Tradisi Syawalan di Bukti Sidoguro Klaten

Syawal merupakan salah satu bulan dalam kalender Islam setelah berakhirnya bulan Ramadhan. Datangnya bulan Syawal diawali dengan selesainya puasa Ramadhan dan diawali dengan Hari Raya Idul Fitri. Bulan Syawal menjadi salah satu bulan istimewa bagi umat muslim di Indonesia, khususnya di Jogja, Solo, dan Semarang. Pasalnya, banyak umat muslim di Jogja, Solo, dan Semarang menyambut datangnya bulan Syawal dengan tradisi Syawalan.

Sebagai kota yang memiliki kekayaan tradisi yang kuat, Jogja, Solo dan Semarang memiliki tradisi yang unik ketika bulan Syawal tiba. Kegiatan Sywalan ini sangat menarik berbagai kalangan, karena dilaksanakan dengan meriah dan penuh kekhidmatan. Berikut beberapa tradisi syawalan di Jogja, Solo, dan Semarang yang perlu Anda ketahui.

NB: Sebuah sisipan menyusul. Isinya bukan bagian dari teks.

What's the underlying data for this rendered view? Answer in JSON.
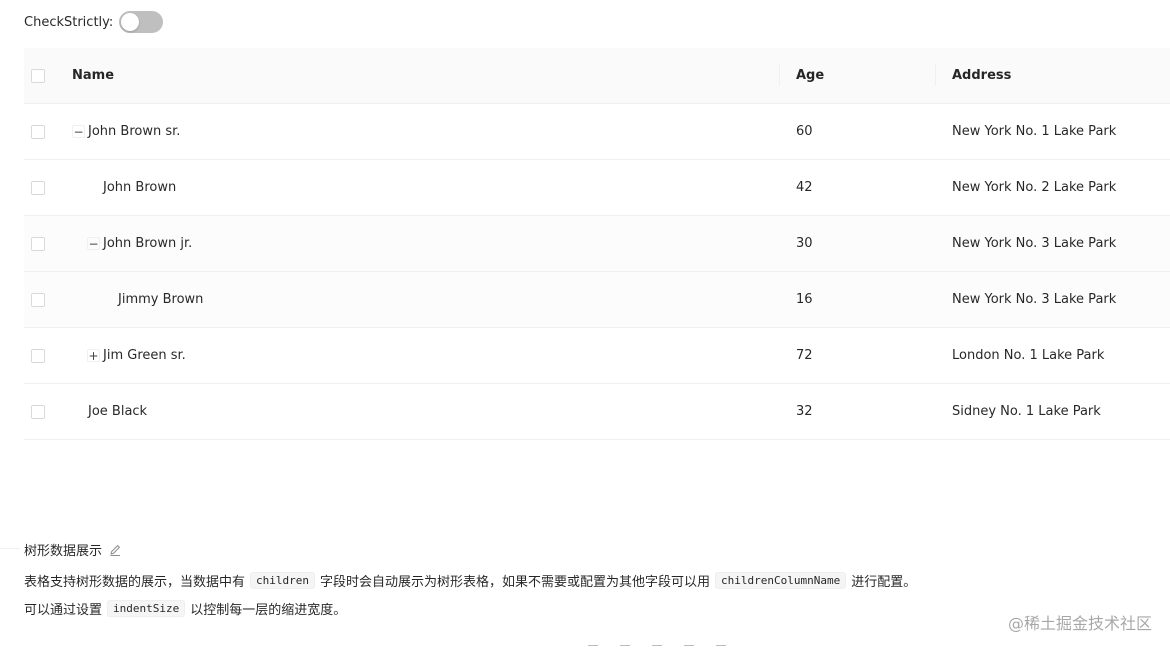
{
  "toolbar": {
    "label": "CheckStrictly:",
    "switch_checked": false
  },
  "table": {
    "columns": {
      "name": "Name",
      "age": "Age",
      "address": "Address"
    },
    "rows": [
      {
        "name": "John Brown sr.",
        "age": "60",
        "address": "New York No. 1 Lake Park",
        "level": 0,
        "expander": "−"
      },
      {
        "name": "John Brown",
        "age": "42",
        "address": "New York No. 2 Lake Park",
        "level": 1,
        "expander": ""
      },
      {
        "name": "John Brown jr.",
        "age": "30",
        "address": "New York No. 3 Lake Park",
        "level": 1,
        "expander": "−"
      },
      {
        "name": "Jimmy Brown",
        "age": "16",
        "address": "New York No. 3 Lake Park",
        "level": 2,
        "expander": ""
      },
      {
        "name": "Jim Green sr.",
        "age": "72",
        "address": "London No. 1 Lake Park",
        "level": 1,
        "expander": "+"
      },
      {
        "name": "Joe Black",
        "age": "32",
        "address": "Sidney No. 1 Lake Park",
        "level": 0,
        "expander": ""
      }
    ]
  },
  "doc": {
    "title": "树形数据展示",
    "line1": {
      "before": "表格支持树形数据的展示，当数据中有",
      "code1": "children",
      "middle": "字段时会自动展示为树形表格，如果不需要或配置为其他字段可以用",
      "code2": "childrenColumnName",
      "after": "进行配置。"
    },
    "line2": {
      "before": "可以通过设置",
      "code": "indentSize",
      "after": "以控制每一层的缩进宽度。"
    }
  },
  "watermark": "@稀土掘金技术社区"
}
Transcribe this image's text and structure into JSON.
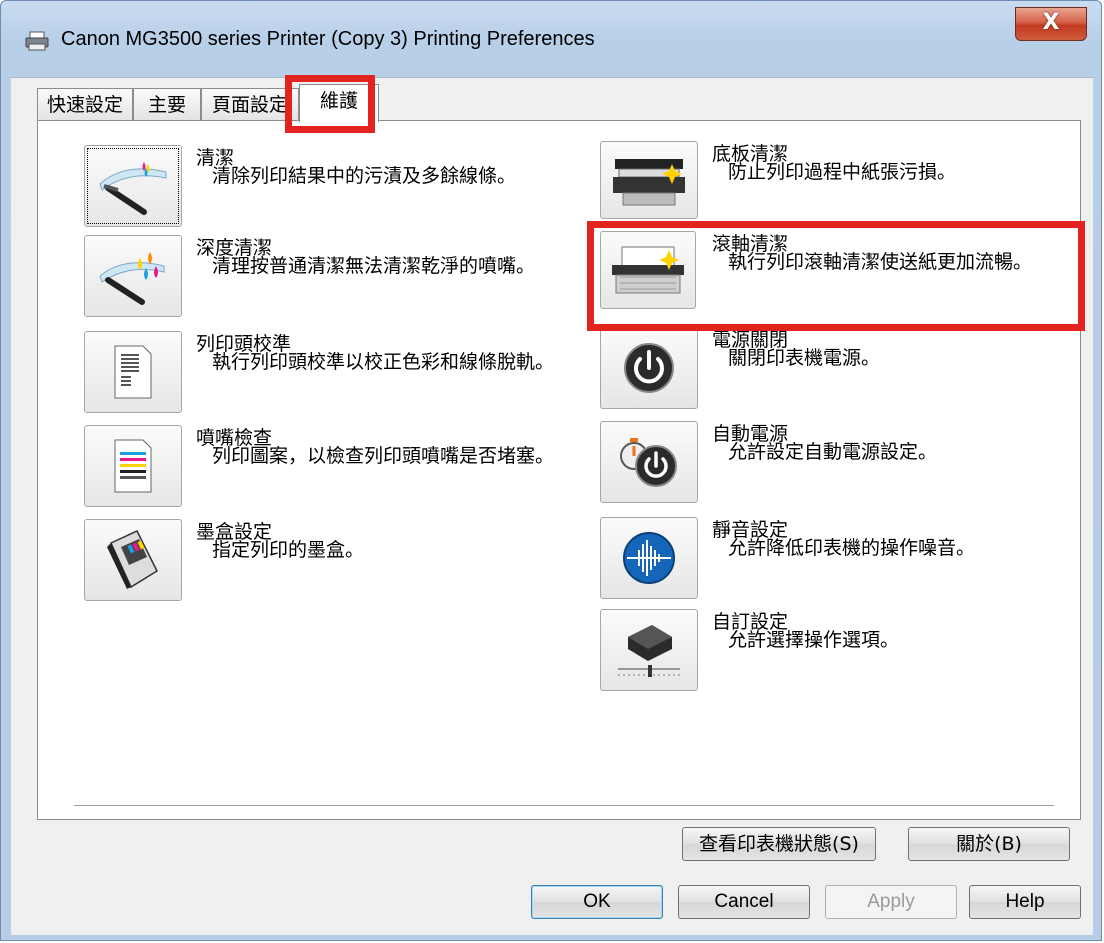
{
  "window": {
    "title": "Canon MG3500 series Printer (Copy 3) Printing Preferences",
    "close_label": "X"
  },
  "tabs": [
    {
      "label": "快速設定"
    },
    {
      "label": "主要"
    },
    {
      "label": "頁面設定"
    },
    {
      "label": "維護",
      "active": true
    }
  ],
  "left_items": [
    {
      "title": "清潔",
      "desc": "清除列印結果中的污漬及多餘線條。"
    },
    {
      "title": "深度清潔",
      "desc": "清理按普通清潔無法清潔乾淨的噴嘴。"
    },
    {
      "title": "列印頭校準",
      "desc": "執行列印頭校準以校正色彩和線條脫軌。"
    },
    {
      "title": "噴嘴檢查",
      "desc": "列印圖案，以檢查列印頭噴嘴是否堵塞。"
    },
    {
      "title": "墨盒設定",
      "desc": "指定列印的墨盒。"
    }
  ],
  "right_items": [
    {
      "title": "底板清潔",
      "desc": "防止列印過程中紙張污損。"
    },
    {
      "title": "滾軸清潔",
      "desc": "執行列印滾軸清潔使送紙更加流暢。"
    },
    {
      "title": "電源關閉",
      "desc": "關閉印表機電源。"
    },
    {
      "title": "自動電源",
      "desc": "允許設定自動電源設定。"
    },
    {
      "title": "靜音設定",
      "desc": "允許降低印表機的操作噪音。"
    },
    {
      "title": "自訂設定",
      "desc": "允許選擇操作選項。"
    }
  ],
  "panel_buttons": {
    "view_status": "查看印表機狀態(S)",
    "about": "關於(B)"
  },
  "dialog_buttons": {
    "ok": "OK",
    "cancel": "Cancel",
    "apply": "Apply",
    "help": "Help"
  },
  "colors": {
    "highlight": "#e2231f",
    "title_bar": "#b8cfe8",
    "close_button": "#c23a22"
  }
}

Tradisi Syawalan Grebeg Syawal di Solo dan Jogja

Secara historis Kota Solo dan Jogja memiliki kesamaan dalam tradisi dan budaya karena bermula dari Kasunanan Islam Mataram yang sama. Tidak terkecuali dalam hal menyambut datangnya bulan Syawal dengan diadakannya Grebeg Syawal. Grebek Syawal berasal dari kata “gemrebeg atau gumerebeg” yang dalam bahasa Jawa berarti kebisingan atau kemeriahan. Tradisi Grebeg Syawal dilakukan setiap satu minggu setelah Idul Fitri. Pelaksanaan grebek syawal dilakukan dengan mengarak gunungan yang berisi hasil bumi dan makanan yang ditata dan dihias sedemikan rupa. Pembuatan gunungan ini memiliki makna sebagai rasa syukur terhadap karunai Allah SWT, serta pengharapan keberkahan atas hasil bumi yang telah diterima.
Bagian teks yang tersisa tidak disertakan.